You may have seen a set of photographs that have been going around the ‘Net lately of what purports to be “one of the world’s last uncontacted tribes,” taken in Brazil at the Peruvian border. The photos, released by nonprofit group Survival International, are intended to raise awareness about the dangers of illegal logging in Peru. You may recall, however, that in 2008, Survival International was embroiled in controversy when it released a different set of photos of undiscovered tribespeople in the Amazon on the Peruvian border; as it turned out, the existence of the tribe had been known since 1910, though it did not maintain regular contact with the outside world. So what’s the story this time around?
Though these are new photos from what Survival International released before, they’re credited to Gleison Miranda, to whom a 2008 BBC article credited the last batch of photos. While a 2008 National Geographic article says the name of the tribe in those photos remains unknown, the director of Survival International tells Wired that the Indians in the 2011 photos appear to be Panoan. (That the tribe has a name again gives the lie to the notion that they’re truly undiscovered.)
Update: A commenter who self-identifies as being affiliated with Survival International corrects us on this point. He or she writes, “The tribe are not named “the Panoan”. This refers to a language family which the tribe probably belongs to, judging from their appearance – but this is conjecture as so little is known of them.”

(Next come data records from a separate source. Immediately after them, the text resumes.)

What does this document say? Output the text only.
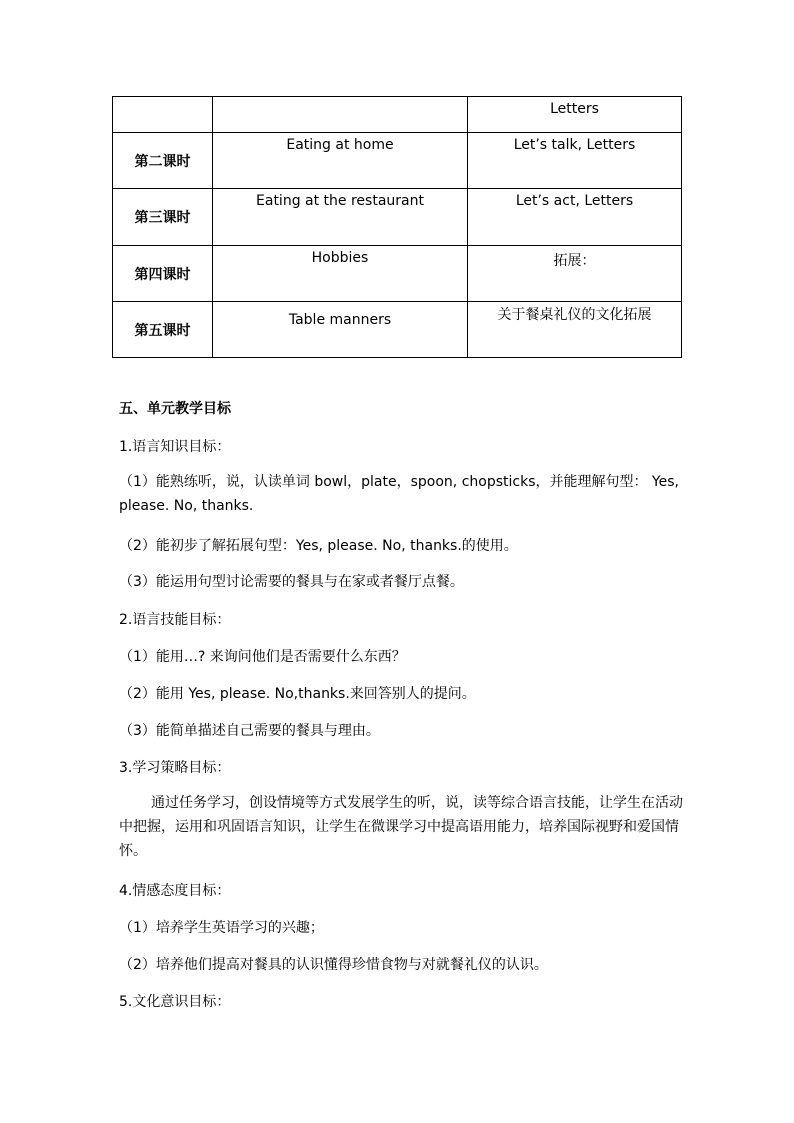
		Letters
第二课时	Eating at home	Let’s talk, Letters
第三课时	Eating at the restaurant	Let’s act, Letters
第四课时	Hobbies	拓展：
第五课时	Table manners	关于餐桌礼仪的文化拓展
五、单元教学目标
1.语言知识目标：
（1）能熟练听，说，认读单词 bowl，plate，spoon, chopsticks，并能理解句型： Yes, please. No, thanks.
（2）能初步了解拓展句型：Yes, please. No, thanks.的使用。
（3）能运用句型讨论需要的餐具与在家或者餐厅点餐。
2.语言技能目标：
（1）能用…? 来询问他们是否需要什么东西？
（2）能用 Yes, please. No,thanks.来回答别人的提问。
（3）能简单描述自己需要的餐具与理由。
3.学习策略目标：
通过任务学习，创设情境等方式发展学生的听，说，读等综合语言技能，让学生在活动中把握，运用和巩固语言知识，让学生在微课学习中提高语用能力，培养国际视野和爱国情怀。
4.情感态度目标：
（1）培养学生英语学习的兴趣；
（2）培养他们提高对餐具的认识懂得珍惜食物与对就餐礼仪的认识。
5.文化意识目标：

To call these photos a “hoax,” as happened the last time around, would be misleading; these aren’t a bunch of São Paulo residents in costumes. And though you may notice the presence of a metal pan in the photo above — hoax, right? — the Survival International website freely admits in a hover-over that this was likely acquired via inter-tribal trading networks. (Again: to have an inter-tribal trading network is to have some sort of contact with someone.) Still, Survival International is splitting hairs a little bit with its designation of the tribe as “uncontacted,” and it plays this up: Its website is called uncontactedtribes.org, and it introduces the photos in huge boldface as “Astonishing new photos of one of the world’s last uncontacted tribes.”

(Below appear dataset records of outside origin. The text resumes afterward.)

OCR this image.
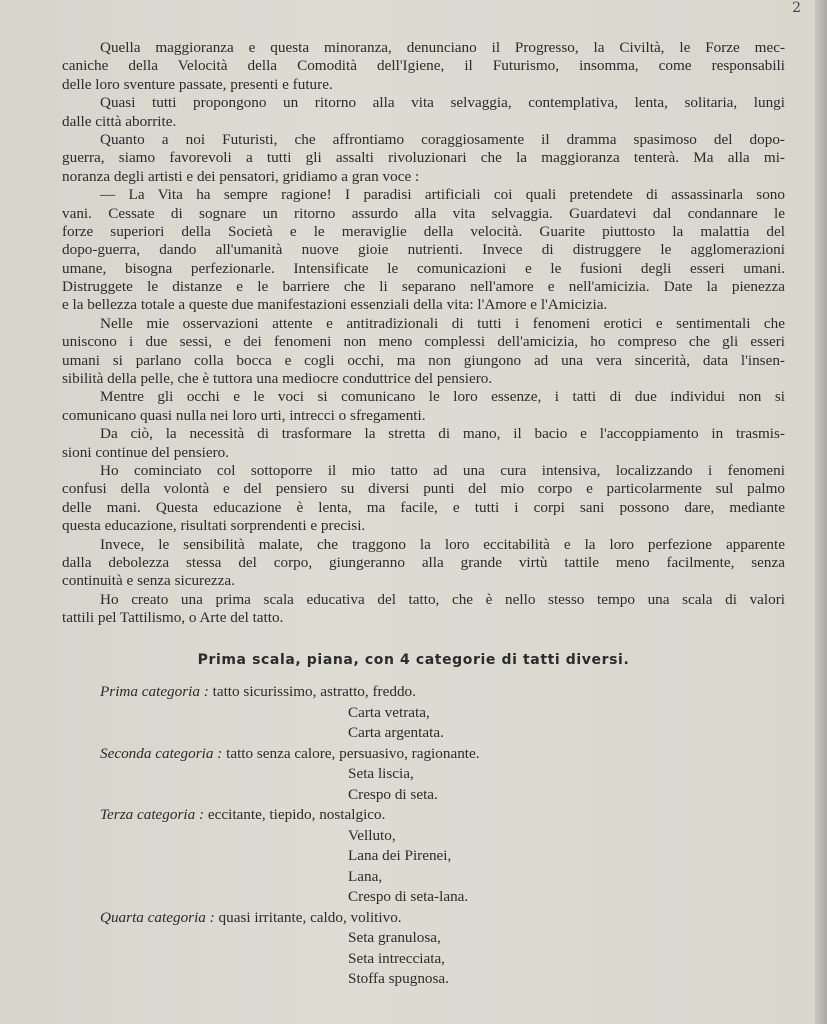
2
Quella maggioranza e questa minoranza, denunciano il Progresso, la Civiltà, le Forze mec-
caniche della Velocità della Comodità dell'Igiene, il Futurismo, insomma, come responsabili
delle loro sventure passate, presenti e future.
Quasi tutti propongono un ritorno alla vita selvaggia, contemplativa, lenta, solitaria, lungi
dalle città aborrite.
Quanto a noi Futuristi, che affrontiamo coraggiosamente il dramma spasimoso del dopo-
guerra, siamo favorevoli a tutti gli assalti rivoluzionari che la maggioranza tenterà. Ma alla mi-
noranza degli artisti e dei pensatori, gridiamo a gran voce :
— La Vita ha sempre ragione! I paradisi artificiali coi quali pretendete di assassinarla sono
vani. Cessate di sognare un ritorno assurdo alla vita selvaggia. Guardatevi dal condannare le
forze superiori della Società e le meraviglie della velocità. Guarite piuttosto la malattia del
dopo-guerra, dando all'umanità nuove gioie nutrienti. Invece di distruggere le agglomerazioni
umane, bisogna perfezionarle. Intensificate le comunicazioni e le fusioni degli esseri umani.
Distruggete le distanze e le barriere che li separano nell'amore e nell'amicizia. Date la pienezza
e la bellezza totale a queste due manifestazioni essenziali della vita: l'Amore e l'Amicizia.
Nelle mie osservazioni attente e antitradizionali di tutti i fenomeni erotici e sentimentali che
uniscono i due sessi, e dei fenomeni non meno complessi dell'amicizia, ho compreso che gli esseri
umani si parlano colla bocca e cogli occhi, ma non giungono ad una vera sincerità, data l'insen-
sibilità della pelle, che è tuttora una mediocre conduttrice del pensiero.
Mentre gli occhi e le voci si comunicano le loro essenze, i tatti di due individui non si
comunicano quasi nulla nei loro urti, intrecci o sfregamenti.
Da ciò, la necessità di trasformare la stretta di mano, il bacio e l'accoppiamento in trasmis-
sioni continue del pensiero.
Ho cominciato col sottoporre il mio tatto ad una cura intensiva, localizzando i fenomeni
confusi della volontà e del pensiero su diversi punti del mio corpo e particolarmente sul palmo
delle mani. Questa educazione è lenta, ma facile, e tutti i corpi sani possono dare, mediante
questa educazione, risultati sorprendenti e precisi.
Invece, le sensibilità malate, che traggono la loro eccitabilità e la loro perfezione apparente
dalla debolezza stessa del corpo, giungeranno alla grande virtù tattile meno facilmente, senza
continuità e senza sicurezza.
Ho creato una prima scala educativa del tatto, che è nello stesso tempo una scala di valori
tattili pel Tattilismo, o Arte del tatto.
Prima scala, piana, con 4 categorie di tatti diversi.
Prima categoria : tatto sicurissimo, astratto, freddo.
Carta vetrata,
Carta argentata.
Seconda categoria : tatto senza calore, persuasivo, ragionante.
Seta liscia,
Crespo di seta.
Terza categoria : eccitante, tiepido, nostalgico.
Velluto,
Lana dei Pirenei,
Lana,
Crespo di seta-lana.
Quarta categoria : quasi irritante, caldo, volitivo.
Seta granulosa,
Seta intrecciata,
Stoffa spugnosa.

When a controversy blew up about the 2008 photos, Survival International affected astonishment that anyone would think that “uncontacted tribes” meant “tribes that no one knew about”: “Some of the media got very carried away and started talking about undiscovered tribes,” Watson told LiveScience. “There was this interpretation that this was a completely new tribe, completely undiscovered, without bothering to check with sources. Neither the Brazilian government nor Survival has ever used that word, and ‘uncontacted’ means they don’t have any contact with outsiders … They almost certainly know about the outside world. We mean ‘having no physical contact,’ living in a very isolated way in the Amazon.”
So no, this isn’t a “hoax” — the Observer apologized to Survival for designating the 2008 story as such — but by leading with the rather loaded word “uncontacted” and not bothering to really define it on their site or mentioning that by its internal definition, you can be “uncontacted” but still have contact with other tribes which may themselves have contact with the outside world, Survival invites the media’s inevitable sensationalization of this story, to be followed by the backlash against it and the charges of hoaxdom, as happened in 2008. Maybe it doesn’t mind — it did get lots of coverage in 2008, after all, through both the hyperbole and controversy phases, and it presumably has the numbers on how well that ‘worked’ for it vis. its fundraising and petition-signing goals — but it sure does risk associating uncontacted Amazonian tribes with snopes.com articles and late-night punchlines rather than, you know, the dangers of illegal logging. (Hey, remember that?) As David Pescovitz writes, “Whether any of these people are uncontacted, undiscovered, or just very isolated concerns me less than that their home is being needlessly annihilated”; but the way this has been packaged, I smell another devolution into an “is this a hoax/isn’t this a hoax” nontroversy instead, but hopefully I’m wrong.